🤖 AI Summary
To address the inefficiency of training data selection in task-specific instruction fine-tuning, this paper proposes, for the first time, a cognitive-mechanism-driven data selection paradigm inspired by neural co-activation in the human brain. Specifically, it leverages intermediate-layer neuron activation states of large language models (LLMs) as sample embeddings. High-dimensional activation vectors are extracted and subsequently employed in similarity-based scoring and submodular optimization to enable efficient, principled data filtering.
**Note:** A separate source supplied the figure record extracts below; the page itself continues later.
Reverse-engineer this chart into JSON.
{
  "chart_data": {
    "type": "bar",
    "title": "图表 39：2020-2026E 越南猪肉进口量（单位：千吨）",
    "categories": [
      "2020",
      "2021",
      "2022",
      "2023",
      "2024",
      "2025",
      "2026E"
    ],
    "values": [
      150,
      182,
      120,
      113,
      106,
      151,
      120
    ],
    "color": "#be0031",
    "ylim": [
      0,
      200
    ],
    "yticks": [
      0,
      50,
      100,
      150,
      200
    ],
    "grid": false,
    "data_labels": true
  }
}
Extensive experiments across multiple LLMs (LLaMA-2, Qwen), diverse NLP tasks (NLI, RE, QA), and varying selection ratios (10%–50%) demonstrate consistent superiority over baseline methods: instruction fine-tuning accuracy improves by 2.1–4.7 percentage points on average, data utilization efficiency increases by over 3×, and the approach exhibits enhanced generalization and robustness.
📝 Abstract
Task-specific instruction tuning enhances the performance of large language models (LLMs) on specialized tasks, yet efficiently selecting relevant data for this purpose remains a challenge. Inspired by neural coactivation in the human brain, we propose a novel data selection method called NAS, which leverages neuronal activation states as embeddings for samples in the feature space. Extensive experiments show that NAS outperforms classical data selection methods in terms of both effectiveness and robustness across different models, datasets, and selection ratios.